Pero no me paraba a pensar qué significaría llegar a ese punto en el que superaría el ser objeto de burla, para ser objeto de deseo. Cuando lo alcancé, me sentía orgullosa del progreso que había hecho y por el que había conseguido llegar a mi gran objetivo de la adolescencia, gustarle a los chicos. Me sentía en una posición de poder. Según decían los expertos, ahora podía utilizar todo ese potencial para manejar a los hombres a mi antojo, y así parecía. Ellos hacían absolutamente todo lo que yo les pedía. Y yo, a cambio, les daba mi cuerpo. Era el trato para el que me había estado preparando tantos años, mientras las comedias románticas me ponían los dientes largos haciéndome creer que de esos encuentros, saldría un amor verdadero.
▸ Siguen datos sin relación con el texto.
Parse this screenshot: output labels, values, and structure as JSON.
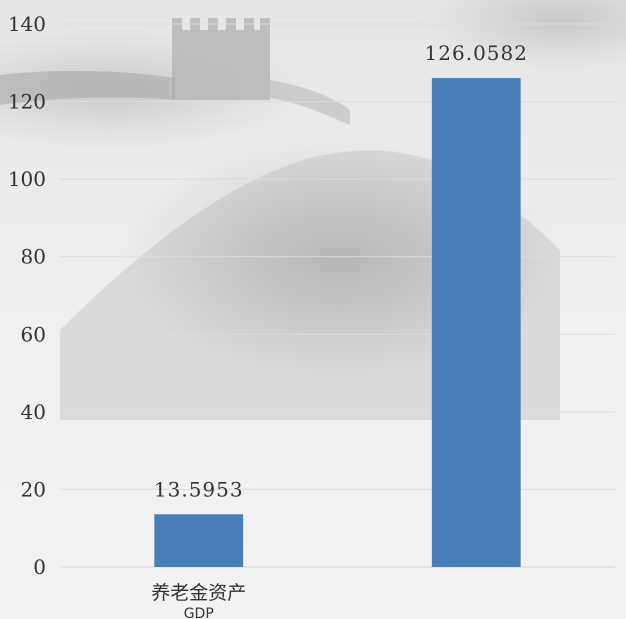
{
  "chart_data": {
    "type": "bar",
    "categories": [
      "养老金资产",
      "GDP"
    ],
    "values": [
      13.5953,
      126.0582
    ],
    "value_labels": [
      "13.5953",
      "126.0582"
    ],
    "ylim": [
      0,
      140
    ],
    "yticks": [
      0,
      20,
      40,
      60,
      80,
      100,
      120,
      140
    ],
    "grid": true,
    "legend": "none",
    "colors": {
      "bar": "#4a7ebb",
      "grid": "#dcdcdc",
      "text": "#333333"
    }
  }
}
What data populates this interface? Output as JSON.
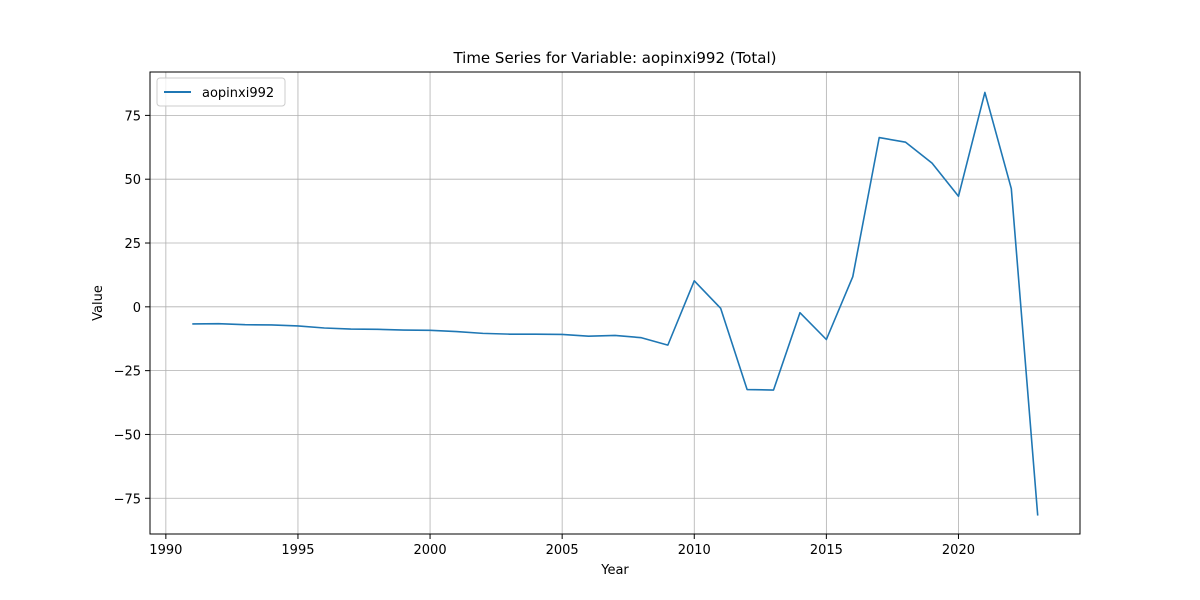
{
  "chart_data": {
    "type": "line",
    "title": "Time Series for Variable: aopinxi992 (Total)",
    "xlabel": "Year",
    "ylabel": "Value",
    "xlim": [
      1989.4,
      2024.6
    ],
    "ylim": [
      -89,
      92
    ],
    "x_ticks": [
      1990,
      1995,
      2000,
      2005,
      2010,
      2015,
      2020
    ],
    "y_ticks": [
      75,
      50,
      25,
      0,
      -25,
      -50,
      -75
    ],
    "y_tick_labels": [
      "75",
      "50",
      "25",
      "0",
      "−25",
      "−50",
      "−75"
    ],
    "grid": true,
    "legend_position": "top-left",
    "series": [
      {
        "name": "aopinxi992",
        "color": "#1f77b4",
        "x": [
          1991,
          1992,
          1993,
          1994,
          1995,
          1996,
          1997,
          1998,
          1999,
          2000,
          2001,
          2002,
          2003,
          2004,
          2005,
          2006,
          2007,
          2008,
          2009,
          2010,
          2011,
          2012,
          2013,
          2014,
          2015,
          2016,
          2017,
          2018,
          2019,
          2020,
          2021,
          2022,
          2023
        ],
        "y": [
          -6.7,
          -6.6,
          -7.0,
          -7.1,
          -7.5,
          -8.3,
          -8.7,
          -8.8,
          -9.1,
          -9.2,
          -9.7,
          -10.4,
          -10.7,
          -10.7,
          -10.8,
          -11.5,
          -11.2,
          -12.1,
          -15.0,
          10.2,
          -0.6,
          -32.4,
          -32.6,
          -2.3,
          -12.8,
          11.8,
          66.3,
          64.5,
          56.3,
          43.3,
          84.0,
          46.3,
          -81.8
        ]
      }
    ]
  }
}
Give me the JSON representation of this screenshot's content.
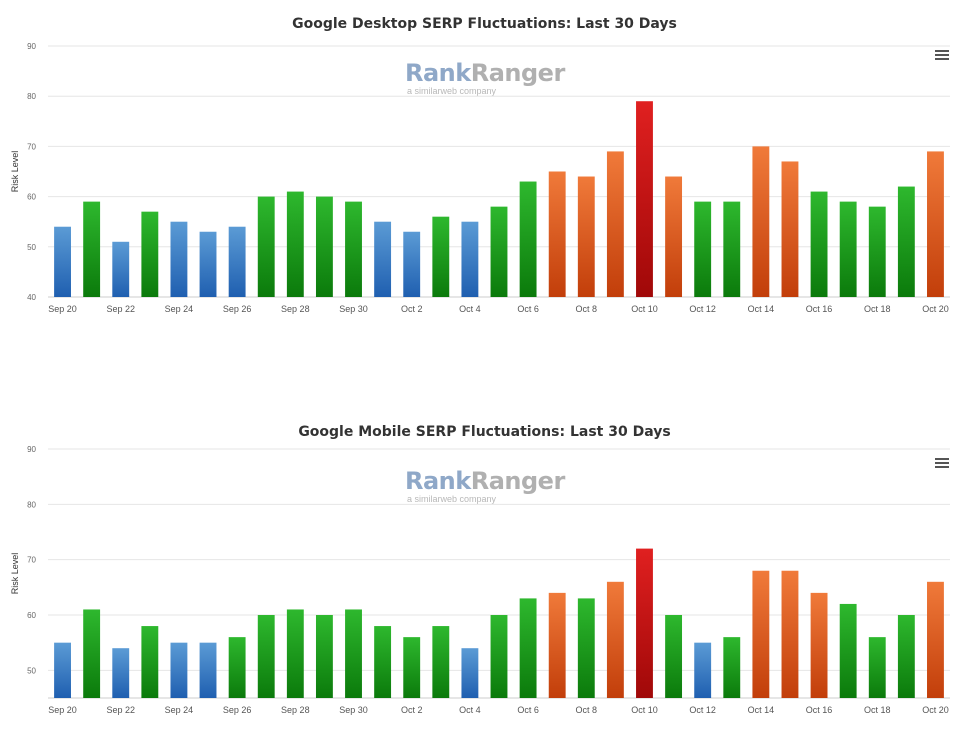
{
  "chart_data": [
    {
      "type": "bar",
      "title": "Google Desktop SERP Fluctuations: Last 30 Days",
      "ylabel": "Risk Level",
      "ylim": [
        40,
        90
      ],
      "yticks": [
        40,
        50,
        60,
        70,
        80,
        90
      ],
      "grid": true,
      "watermark": {
        "name_part1": "Rank",
        "name_part2": "Ranger",
        "tagline": "a similarweb company"
      },
      "categories": [
        "Sep 20",
        "Sep 21",
        "Sep 22",
        "Sep 23",
        "Sep 24",
        "Sep 25",
        "Sep 26",
        "Sep 27",
        "Sep 28",
        "Sep 29",
        "Sep 30",
        "Oct 1",
        "Oct 2",
        "Oct 3",
        "Oct 4",
        "Oct 5",
        "Oct 6",
        "Oct 7",
        "Oct 8",
        "Oct 9",
        "Oct 10",
        "Oct 11",
        "Oct 12",
        "Oct 13",
        "Oct 14",
        "Oct 15",
        "Oct 16",
        "Oct 17",
        "Oct 18",
        "Oct 19",
        "Oct 20"
      ],
      "xtick_labels": [
        "Sep 20",
        "Sep 22",
        "Sep 24",
        "Sep 26",
        "Sep 28",
        "Sep 30",
        "Oct 2",
        "Oct 4",
        "Oct 6",
        "Oct 8",
        "Oct 10",
        "Oct 12",
        "Oct 14",
        "Oct 16",
        "Oct 18",
        "Oct 20"
      ],
      "values": [
        54,
        59,
        51,
        57,
        55,
        53,
        54,
        60,
        61,
        60,
        59,
        55,
        53,
        56,
        55,
        58,
        63,
        65,
        64,
        69,
        79,
        64,
        59,
        59,
        70,
        67,
        61,
        59,
        58,
        62,
        69
      ]
    },
    {
      "type": "bar",
      "title": "Google Mobile SERP Fluctuations: Last 30 Days",
      "ylabel": "Risk Level",
      "ylim": [
        45,
        90
      ],
      "yticks": [
        50,
        60,
        70,
        80,
        90
      ],
      "grid": true,
      "watermark": {
        "name_part1": "Rank",
        "name_part2": "Ranger",
        "tagline": "a similarweb company"
      },
      "categories": [
        "Sep 20",
        "Sep 21",
        "Sep 22",
        "Sep 23",
        "Sep 24",
        "Sep 25",
        "Sep 26",
        "Sep 27",
        "Sep 28",
        "Sep 29",
        "Sep 30",
        "Oct 1",
        "Oct 2",
        "Oct 3",
        "Oct 4",
        "Oct 5",
        "Oct 6",
        "Oct 7",
        "Oct 8",
        "Oct 9",
        "Oct 10",
        "Oct 11",
        "Oct 12",
        "Oct 13",
        "Oct 14",
        "Oct 15",
        "Oct 16",
        "Oct 17",
        "Oct 18",
        "Oct 19",
        "Oct 20"
      ],
      "xtick_labels": [
        "Sep 20",
        "Sep 22",
        "Sep 24",
        "Sep 26",
        "Sep 28",
        "Sep 30",
        "Oct 2",
        "Oct 4",
        "Oct 6",
        "Oct 8",
        "Oct 10",
        "Oct 12",
        "Oct 14",
        "Oct 16",
        "Oct 18",
        "Oct 20"
      ],
      "values": [
        55,
        61,
        54,
        58,
        55,
        55,
        56,
        60,
        61,
        60,
        61,
        58,
        56,
        58,
        54,
        60,
        63,
        64,
        63,
        66,
        72,
        60,
        55,
        56,
        68,
        68,
        64,
        62,
        56,
        60,
        66
      ]
    }
  ],
  "color_bands": {
    "blue": {
      "max": 55,
      "top": "#5b9bd5",
      "bottom": "#1f5fb0"
    },
    "green": {
      "max": 63,
      "top": "#2eb82e",
      "bottom": "#0b7a0b"
    },
    "orange": {
      "max": 71,
      "top": "#f07a3a",
      "bottom": "#c23e0a"
    },
    "red": {
      "max": 999,
      "top": "#e02020",
      "bottom": "#a00808"
    }
  }
}
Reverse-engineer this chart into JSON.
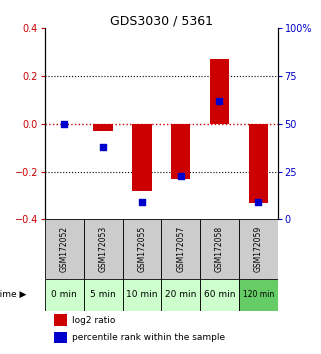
{
  "title": "GDS3030 / 5361",
  "samples": [
    "GSM172052",
    "GSM172053",
    "GSM172055",
    "GSM172057",
    "GSM172058",
    "GSM172059"
  ],
  "time_labels": [
    "0 min",
    "5 min",
    "10 min",
    "20 min",
    "60 min",
    "120 min"
  ],
  "log2_ratio": [
    0.0,
    -0.03,
    -0.28,
    -0.23,
    0.27,
    -0.33
  ],
  "percentile": [
    50,
    38,
    9,
    23,
    62,
    9
  ],
  "ylim_left": [
    -0.4,
    0.4
  ],
  "ylim_right": [
    0,
    100
  ],
  "yticks_left": [
    -0.4,
    -0.2,
    0.0,
    0.2,
    0.4
  ],
  "yticks_right": [
    0,
    25,
    50,
    75,
    100
  ],
  "ytick_labels_right": [
    "0",
    "25",
    "50",
    "75",
    "100%"
  ],
  "red_color": "#cc0000",
  "blue_color": "#0000cc",
  "bar_width": 0.5,
  "dot_size": 25,
  "grid_color": "#000000",
  "zero_line_color": "#cc0000",
  "sample_bg_color": "#cccccc",
  "time_bg_color_light": "#ccffcc",
  "time_bg_color_dark": "#66cc66",
  "title_color": "#000000",
  "left_tick_color": "#cc0000",
  "right_tick_color": "#0000cc"
}
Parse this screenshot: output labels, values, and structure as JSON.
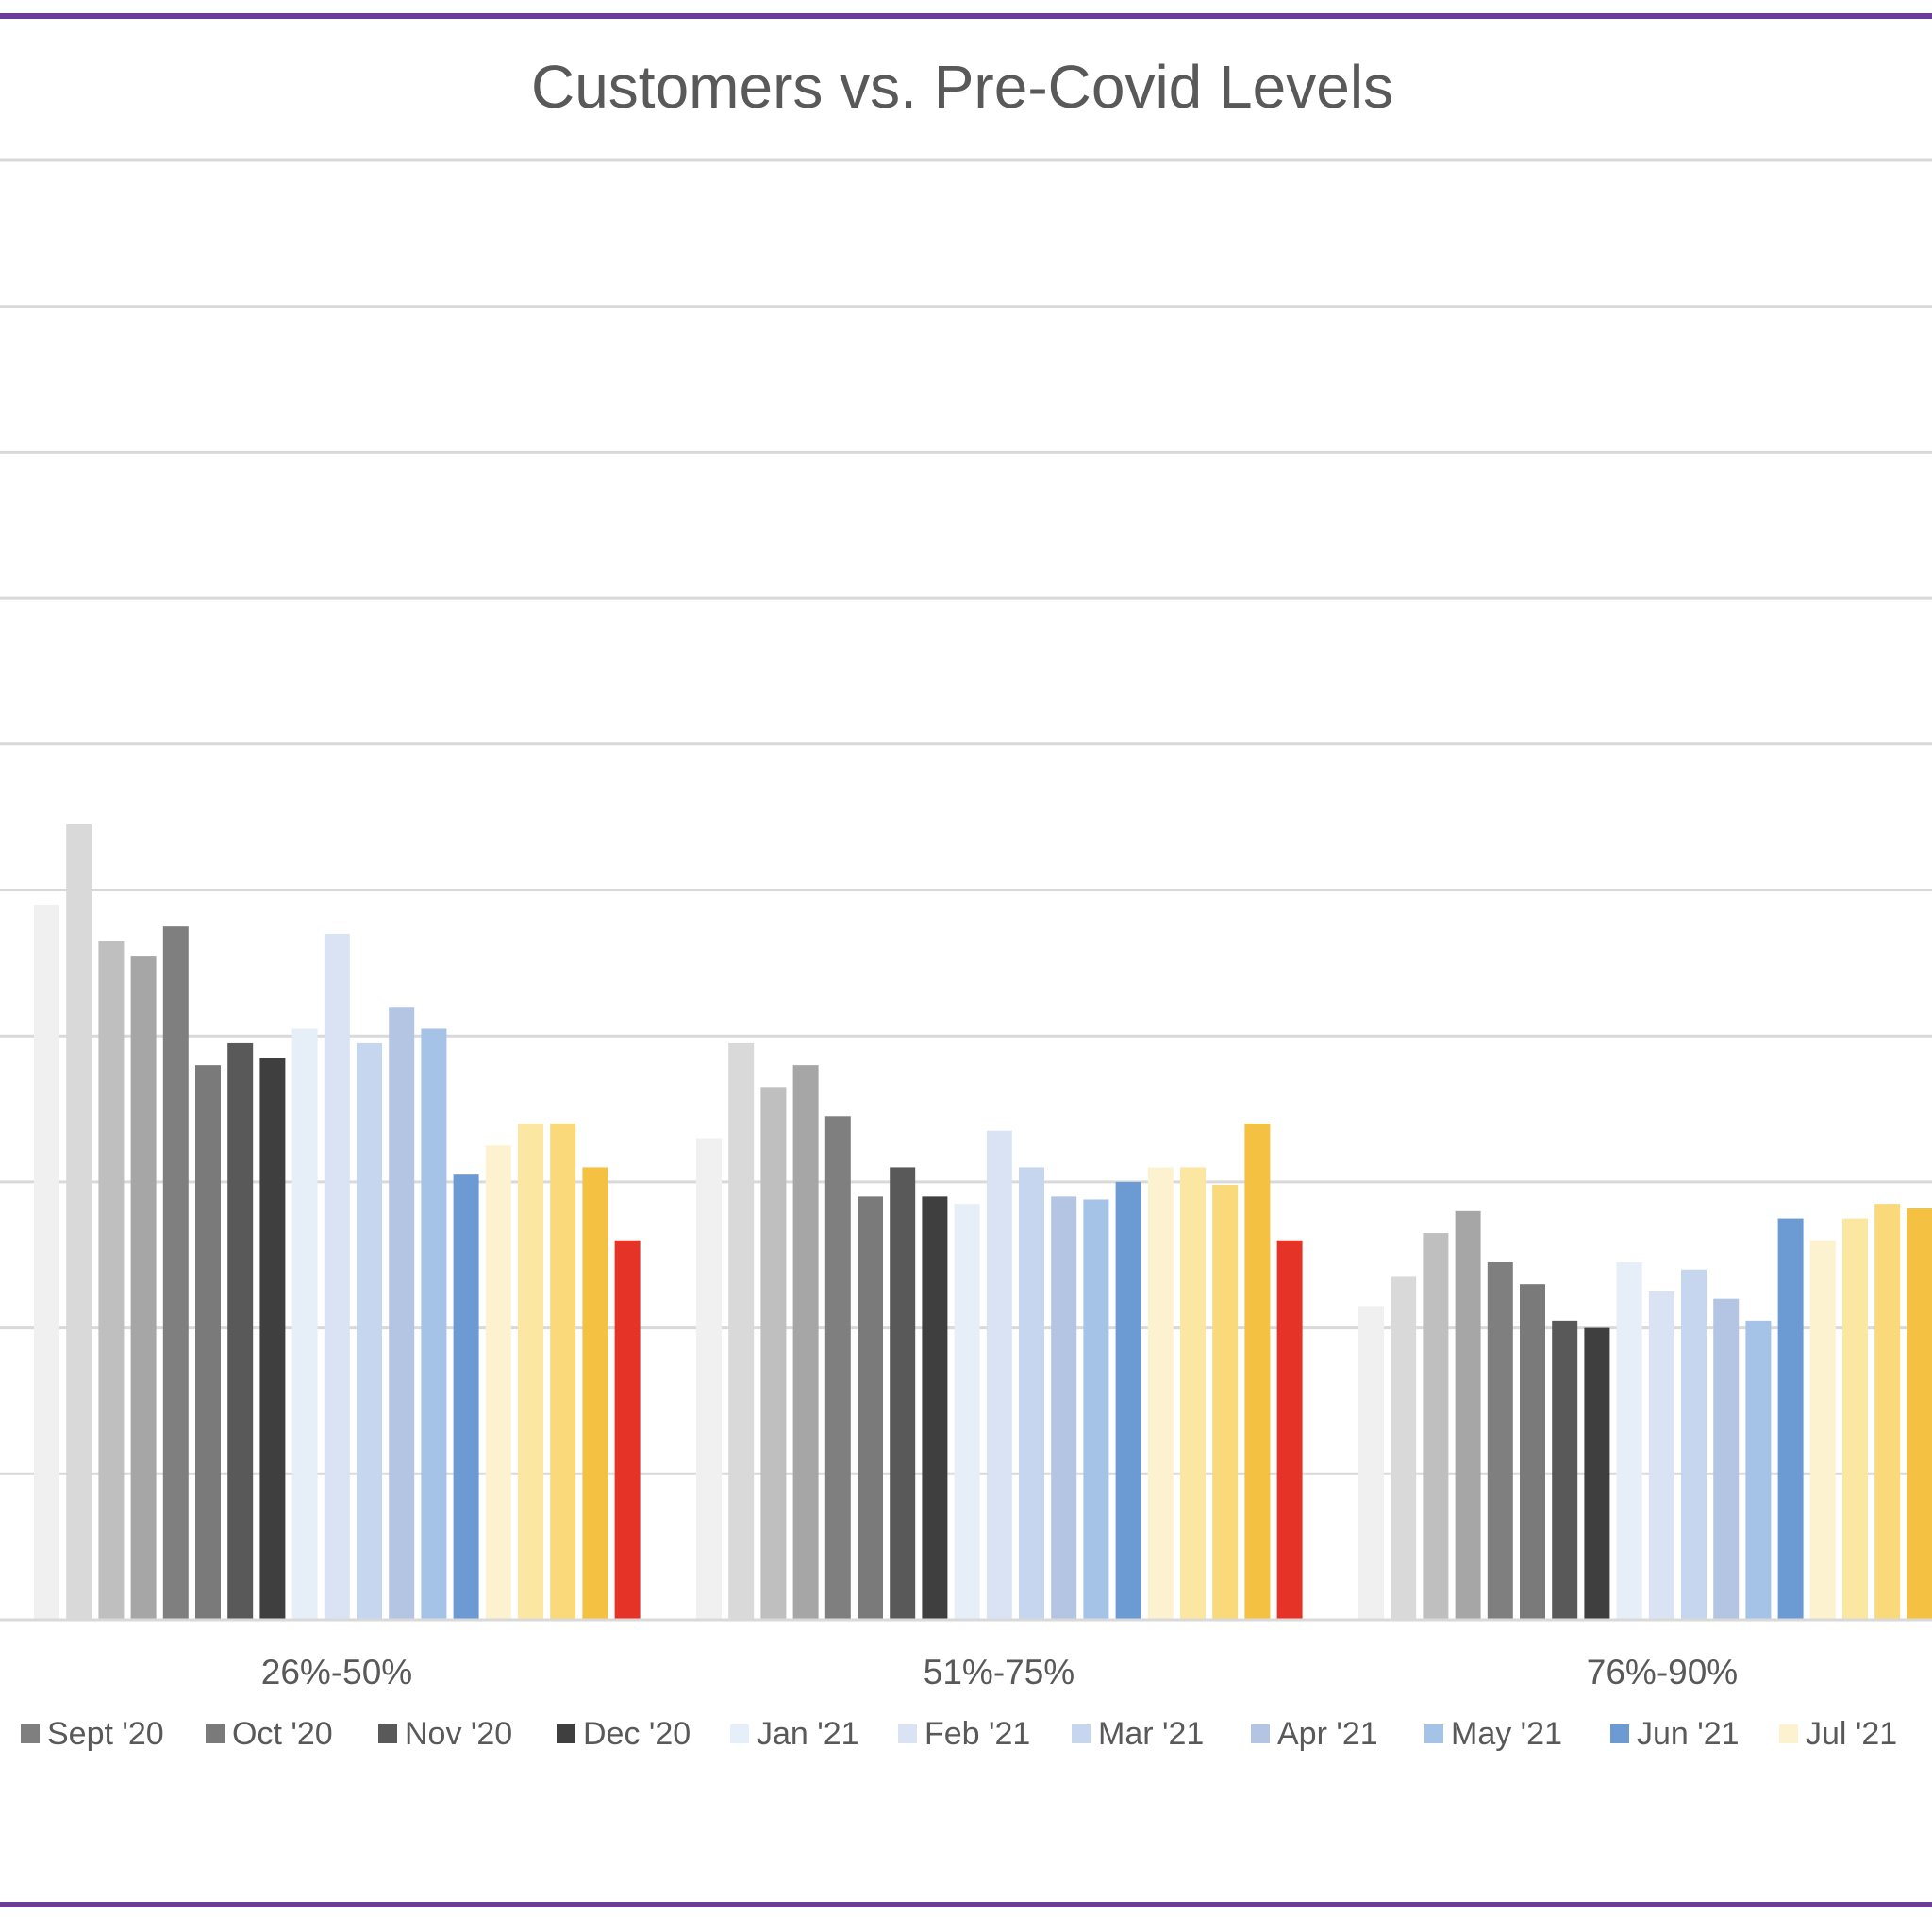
{
  "chart_data": {
    "type": "bar",
    "title": "Customers vs. Pre-Covid Levels",
    "xlabel": "",
    "ylabel": "",
    "ylim": [
      0,
      10
    ],
    "grid": true,
    "legend_position": "bottom",
    "categories": [
      "26%-50%",
      "51%-75%",
      "76%-90%"
    ],
    "series": [
      {
        "name": "",
        "color": "#f0f0f0",
        "values": [
          4.9,
          3.3,
          2.15
        ]
      },
      {
        "name": "",
        "color": "#d9d9d9",
        "values": [
          5.45,
          3.95,
          2.35
        ]
      },
      {
        "name": "",
        "color": "#bfbfbf",
        "values": [
          4.65,
          3.65,
          2.65
        ]
      },
      {
        "name": "",
        "color": "#a6a6a6",
        "values": [
          4.55,
          3.8,
          2.8
        ]
      },
      {
        "name": "Sept '20",
        "color": "#7f7f7f",
        "values": [
          4.75,
          3.45,
          2.45
        ]
      },
      {
        "name": "Oct '20",
        "color": "#7a7a7a",
        "values": [
          3.8,
          2.9,
          2.3
        ]
      },
      {
        "name": "Nov '20",
        "color": "#595959",
        "values": [
          3.95,
          3.1,
          2.05
        ]
      },
      {
        "name": "Dec '20",
        "color": "#3f3f3f",
        "values": [
          3.85,
          2.9,
          2.0
        ]
      },
      {
        "name": "Jan '21",
        "color": "#e6eef8",
        "values": [
          4.05,
          2.85,
          2.45
        ]
      },
      {
        "name": "Feb '21",
        "color": "#dae3f3",
        "values": [
          4.7,
          3.35,
          2.25
        ]
      },
      {
        "name": "Mar '21",
        "color": "#c5d6ee",
        "values": [
          3.95,
          3.1,
          2.4
        ]
      },
      {
        "name": "Apr '21",
        "color": "#b4c5e4",
        "values": [
          4.2,
          2.9,
          2.2
        ]
      },
      {
        "name": "May '21",
        "color": "#a5c3e6",
        "values": [
          4.05,
          2.88,
          2.05
        ]
      },
      {
        "name": "Jun '21",
        "color": "#6b9bd2",
        "values": [
          3.05,
          3.0,
          2.75
        ]
      },
      {
        "name": "Jul '21",
        "color": "#fdf2d0",
        "values": [
          3.25,
          3.1,
          2.6
        ]
      },
      {
        "name": "",
        "color": "#fbe6a2",
        "values": [
          3.4,
          3.1,
          2.75
        ]
      },
      {
        "name": "",
        "color": "#f9d97a",
        "values": [
          3.4,
          2.98,
          2.85
        ]
      },
      {
        "name": "",
        "color": "#f4c142",
        "values": [
          3.1,
          3.4,
          2.82
        ]
      },
      {
        "name": "",
        "color": "#e63327",
        "values": [
          2.6,
          2.6,
          null
        ]
      }
    ]
  },
  "legend": [
    {
      "label": "Sept '20",
      "color": "#7f7f7f"
    },
    {
      "label": "Oct '20",
      "color": "#7a7a7a"
    },
    {
      "label": "Nov '20",
      "color": "#595959"
    },
    {
      "label": "Dec '20",
      "color": "#3f3f3f"
    },
    {
      "label": "Jan '21",
      "color": "#e6eef8"
    },
    {
      "label": "Feb '21",
      "color": "#dae3f3"
    },
    {
      "label": "Mar '21",
      "color": "#c5d6ee"
    },
    {
      "label": "Apr '21",
      "color": "#b4c5e4"
    },
    {
      "label": "May '21",
      "color": "#a5c3e6"
    },
    {
      "label": "Jun '21",
      "color": "#6b9bd2"
    },
    {
      "label": "Jul '21",
      "color": "#fdf2d0"
    }
  ],
  "colors": {
    "frame": "#6a3d9a",
    "gridline": "#d9d9d9",
    "text": "#595959"
  }
}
Laura de @thirteen__roses decía el otro día que no necesitamos los libros de autoayuda, sino los de teoría feminista. Y es verdad. Ahora entiendo el gran gasto de tiempo y energía invertido en los hombres de mi vida. Aquellos que yo creía controlar, sin saber que ellos pensaban lo mismo de mí. Porque después de haber escuchado mis historias y de haberse reído conmigo, ellos daban por hecho que yo ese tiempo y energía se lo tenía que devolver en forma de entrega sexual.
Ahora que he leído y que comprendo muchas cosas que me hicieron, en un principio, sentir una repulsa instintiva hacia los hombres como grupo, he optado por una nueva perspectiva. Me explico. Cuando era más joven, lo que me gustaba de un chico siempre era el rollo. No si eran especialmente guapos, y menos si estaban especialmente buenos. Sino alguna especie de conexión que yo sentía, que quizás ni siquiera existía, probablemente hasta me la inventaba. Los chicos con los que se liaban mis amigas siempre estaban tremendos. Yo pensaba que ellas estaban un poco vacías por fijarse solo en el cuerpazo de aquellos maromos. Sin embargo, ahora creo que ellas eran mucho más listas que yo. Porque aquel idilio que yo pretendía siempre acabó tornándose en una enorme decepción. Parecía que los chicos en los que decidía invertir mi ilusión, jugaban un papel encantador hasta que “hacíamos el amor”. Y a partir de ahí comenzaba una montaña rusa entre el desencanto y la compensación. Así que el otro día, viendo Vikings (dato importante), decidí que si volvía a invertir energía en un tío sería, solo y exclusivamente, por la carcasa, por darme un gusto. Un tío que no me ilusione, que sea lo
que ves, puro atractivo. Y que, como un postre, sea lo último y más opcional del menú, pero que te deje el sabor de un dulce.
Así que volviendo a Cher, estoy de acuerdo con ella. El hombre es totalmente innecesario para vivir, pero puede ser una opción para pasar el aburrimiento.